By Ashish Gokhale
When we think about vacations in Europe, the natural tendency is to take a package to the major tourist hotspots in Western Europe. While these are stupendous places in their own right, our desire to explore the unknown made us take a trip through East Europe. Just as a background, East Europe is typically referred to as the erstwhile communist regimes of Hungary, Yugoslavia and beyond. Actually geographically these are bang in the center of Europe but the communist line beyond Austria and Italy divided Europe into the capitalist West and the communist East. This is colloquially called as the European Iron curtain. Traditional tourism in Europe has been centered on the Western part from France, Spain to Italy. After the fall of communism in Europe in the 1990.s there was a political upheaval in the region causing the split of Czechoslovakia into the Czech Republic and Slovakia. Yugoslavia broke up into Croatia, Slovenia, Serbia, Bosnia in many cases paid the price of a bloody civil war. The twenty first century has seen a period of stability and economic growth in the region and slowly becoming a tourist hotspot and a great alternative to its West European counterparts. Anyone planning to visit this should spend some time in researching this recent history to make the experience richer.
We landed at Bratislava, the capital of Slovakia and rented a car straight from the airport to drive on to the Hungarian Capital of Budapest, moved on to the Croatian Capital of Zagreb, the stunning Plitvice Lakes National parks, the Adriatic seaside towns of Nin and Cricvenica, the Slovenian paradise at Lake Bled, capital Ljubliana and back to Bratislava. The whole trip took 14 days driving about 2250 kms through the European countryside. I would rather let the pictures do the talking.
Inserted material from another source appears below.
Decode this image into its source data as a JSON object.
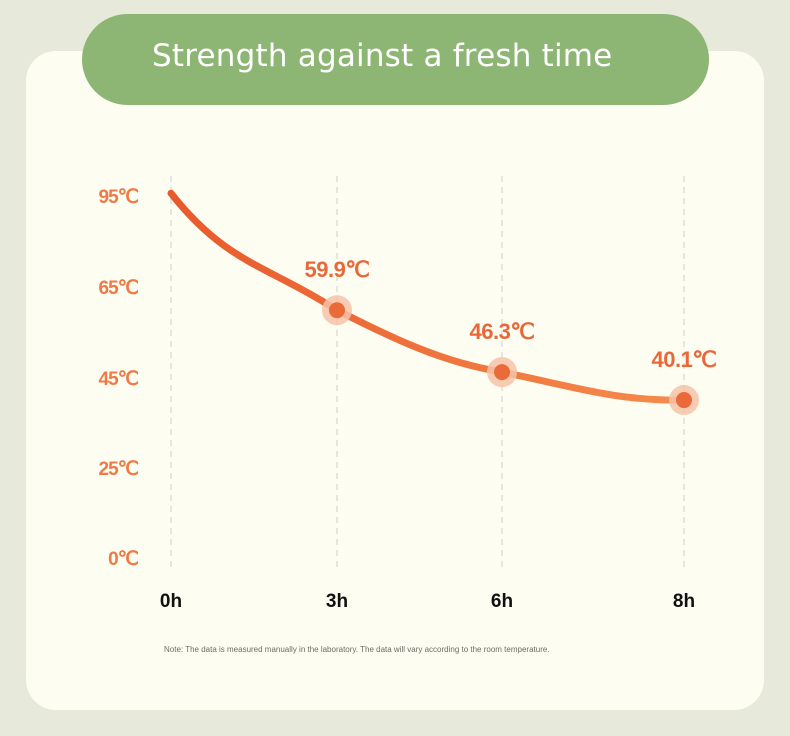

In general the two major concerns we had was the safety and the language issues. We had absolutely no issues or even a whiff of safety concerns throughout the trip and these places are as safe as any other place as long as one takes usual precautions against petty pickpockets in crowded touristy areas.
We were pleasantly surprised at how easy it was to go about in English especially with the younger generations. Driving was a breeze and the roads were of fine quality throughout. My most memorable experiences were the stunning terraced waterfalls and lakes in the Plitvice Lakes National Park, our sea facing apartment in Cricvenica, watching the Croatia knockout match in the FIFA world cup with locals in a pub, eating the famous cream cakes in the picture perfect Slovenian jewel of Lake Bled, the cliffhanging castle at Predjama and many more.
Some tips for anyone planning this or a similar trip around Europe.
While package tours have their merits I am completely in favor of a self-planned trip. In fact the more enjoyable part of the trip it the research and planning stages. Package tours typically stick to the cities and the tourist bus circuits and ignoring the charming countryside with its lush green countryside and quant villages with history seeped in its every nook and corners.
Split your trip into 4-5 hubs where you stay for about 3 nights each and explore the areas around that hub. As far as possible limit the big cities to one or two unless you are majorly interested into the history and architecture. Any place has a touristy part and the resident part. Ideally spend a day ticking off the main tourist areas of interests and keep one day to explore the areas which are not frequented by tourists. While in Budapest we found this charming hill railway exclusively operated by school kids and the awesome Budapest Circus. We also spend some time aimlessly going on public transport buses and trams. This is where we actually got a feel of the real city of Budapest.
While public transport in Europe is generally good, renting a car gives immense flexibility to completely immerse into this rich treasure. Driving is pretty straight forward as long as you follow the basic rules around speed limits and lane discipline. If driving in not your cup of tea, spend some time in evaluating the various rail passes and benefits. Another good alternative is to take trains on the longer hub to hub portions of the itinerary and hire cars around at the hubs.
I would highly recommend the local Bed and Breakfasts or Apartments in Europe as a great option over the typical 3-4 star touristy hotels. These are extremely easy to find in every small corner and give the unique opportunity to closely interact with locals and possibly make new friends.
The most important part is not too cram too much into a day. In my experience my most memorable experiences are those idyllic village pubs and the interactions with the charming locals. Give yourself ample time in a local café or a pub and don’t hesitate to talk to the locals. This would stay with you far longer than any castle or park. Keep an open flexible mind without any fixation around visiting specific spots and enjoy the journey rather than the destination.